The White House is ramping up coordination with the private sector to address the ongoing fallout from a major breach of Microsoft software leaving thousands of American organizations vulnerable to hackers.
That includes for the first time including private companies in the meetings of an interagency taskforce dedicated to the incident, a senior administration official told reporters Friday.
“We still believe that public-private partnership is foundational in cybersecurity and we want to ensure we're taking every opportunity to include key private-sector participants early and directly in our remediation efforts,” a senior administration official said.
It's a major step towards transparency for the Biden administration, which is stressing strengthening relations between the private and public sector in the fallout from the Russian SolarWinds hacking campaign that infiltrated at least nine government agencies and about 100 companies.
The more recent Microsoft hack has added urgency to fixing those relations. Microsoft announced earlier this month a group of hackers tied to China exploited a vulnerability in its Microsoft Exchange product. Other cybercriminals have since swooped in to take advantage of servers that have not yet been updated to fix the vulnerability.
The situation escalated last week when Microsoft reported that hackers were targeting vulnerable servers with ransomware, a software loaded with a program allowing hackers to lock up computer systems and data for money. Vulnerable Microsoft users include hundreds of banks, health-care and government servers, researchers at the cybersecurity firm RiskIQ found. Pulling off a successful ransomware attack against any one of them could create major chaos.
A White House team is examining how to address concerns from the private sector over information-sharing with the government, the official said. Congress also is slated to roll out proposals regarding cybersecurity incident sharing in the coming weeks.
The Biden administration is weighing a number of potential solutions, including a ratings system for software, the official said. The grading system would be similar to that used by local health departments for restaurants. The idea of a cybersecurity rating has been pushed by Congress's bipartisan Cyberspace Solarium Commission as well as some industry groups.
The administration also is mulling a law such as the one introduced in Singapore requiring home devices to come with security labels.
Executive orders addressing the two ideas are forthcoming, the senior official said.

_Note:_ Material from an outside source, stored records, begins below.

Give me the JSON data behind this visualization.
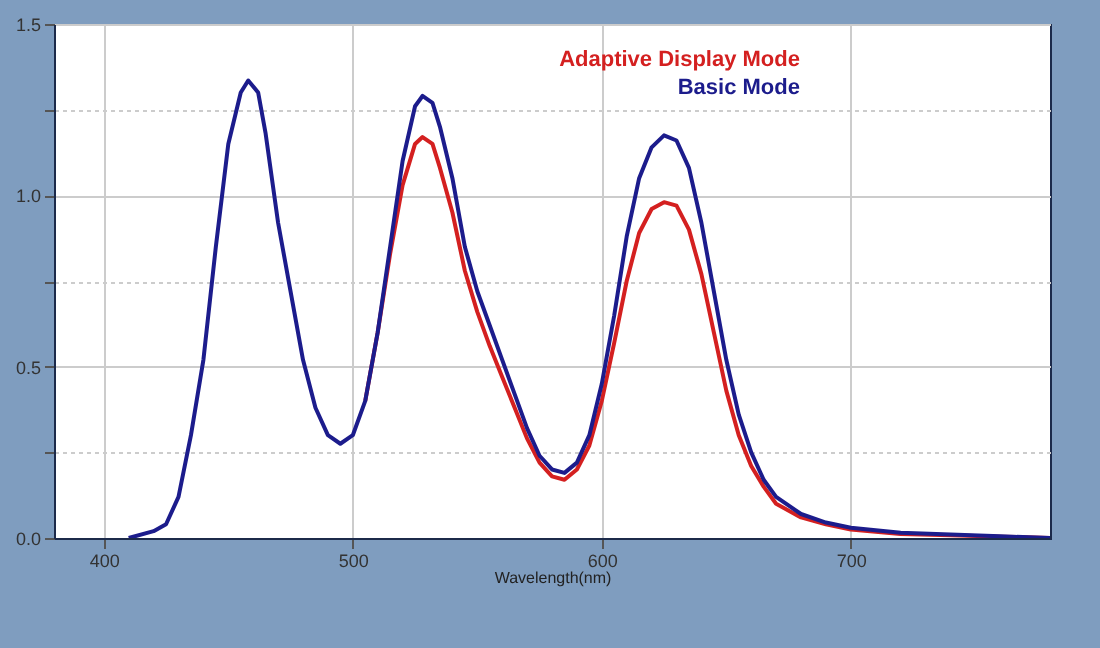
{
  "chart_data": {
    "type": "line",
    "xlabel": "Wavelength(nm)",
    "x": [
      410,
      420,
      425,
      430,
      435,
      440,
      445,
      450,
      455,
      458,
      462,
      465,
      470,
      475,
      480,
      485,
      490,
      495,
      500,
      505,
      510,
      515,
      520,
      525,
      528,
      532,
      535,
      540,
      545,
      550,
      555,
      560,
      565,
      570,
      575,
      580,
      585,
      590,
      595,
      600,
      605,
      610,
      615,
      620,
      625,
      630,
      635,
      640,
      645,
      650,
      655,
      660,
      665,
      670,
      680,
      690,
      700,
      720,
      740,
      760,
      780
    ],
    "series": [
      {
        "name": "Adaptive Display Mode",
        "color": "#d42020",
        "values": [
          null,
          null,
          null,
          null,
          null,
          null,
          null,
          null,
          null,
          null,
          null,
          null,
          null,
          null,
          null,
          null,
          null,
          null,
          null,
          0.4,
          0.6,
          0.83,
          1.03,
          1.15,
          1.17,
          1.15,
          1.08,
          0.95,
          0.78,
          0.66,
          0.56,
          0.47,
          0.38,
          0.29,
          0.22,
          0.18,
          0.17,
          0.2,
          0.27,
          0.4,
          0.57,
          0.75,
          0.89,
          0.96,
          0.98,
          0.97,
          0.9,
          0.77,
          0.6,
          0.43,
          0.3,
          0.21,
          0.15,
          0.1,
          0.06,
          0.04,
          0.025,
          0.012,
          0.008,
          0.004,
          0
        ]
      },
      {
        "name": "Basic Mode",
        "color": "#1c1c8c",
        "values": [
          0,
          0.02,
          0.04,
          0.12,
          0.3,
          0.52,
          0.85,
          1.15,
          1.3,
          1.335,
          1.3,
          1.18,
          0.92,
          0.72,
          0.52,
          0.38,
          0.3,
          0.275,
          0.3,
          0.4,
          0.6,
          0.85,
          1.1,
          1.26,
          1.29,
          1.27,
          1.2,
          1.05,
          0.85,
          0.72,
          0.62,
          0.52,
          0.42,
          0.32,
          0.24,
          0.2,
          0.19,
          0.22,
          0.3,
          0.45,
          0.65,
          0.88,
          1.05,
          1.14,
          1.175,
          1.16,
          1.08,
          0.92,
          0.72,
          0.52,
          0.36,
          0.25,
          0.17,
          0.12,
          0.07,
          0.045,
          0.03,
          0.015,
          0.01,
          0.005,
          0
        ]
      }
    ],
    "xlim": [
      380,
      780
    ],
    "xticks": [
      400,
      500,
      600,
      700
    ],
    "ylim": [
      0,
      1.5
    ],
    "yticks": [
      {
        "value": 0,
        "label": "0.0"
      },
      {
        "value": 0.25,
        "label": null
      },
      {
        "value": 0.5,
        "label": "0.5"
      },
      {
        "value": 0.75,
        "label": null
      },
      {
        "value": 1.0,
        "label": "1.0"
      },
      {
        "value": 1.25,
        "label": null
      },
      {
        "value": 1.5,
        "label": "1.5"
      }
    ],
    "grid": true,
    "legend": "top right",
    "marker": "none",
    "line_style": "solid"
  }
}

The administration is not considering granting the government additional authorities to surveil domestic Internet traffic for hackers. Some experts and lawmakers worry that the blind spot created by the limited authorities has created an easy way for international hackers to avoid detection by using U.S. networks. The Biden official said the government is not exploring any expansion of domestic surveillance to make it easier for U.S. intelligence to monitor domestic traffic for hackers, a proposal that probably would spark an outcry from privacy advocates and in Congress.
Translation: even after years of being hacked by China and Russia, Republicans will not allow new cybersecurity legislation, even if several Dems weren't against it over civil liberties issues. It's going to have to come from President Biden's executive order pen.
Still, Trump patently refused to do anything about these vulnerabilities, going so far as to fire the White house cybersecurity czar and eliminate the office, leaving the door wide open for Russia and China to reap devastating intelligence on US operations and corporations.
President Biden has a lot of work to do, but at least we're rolling up our sleeves.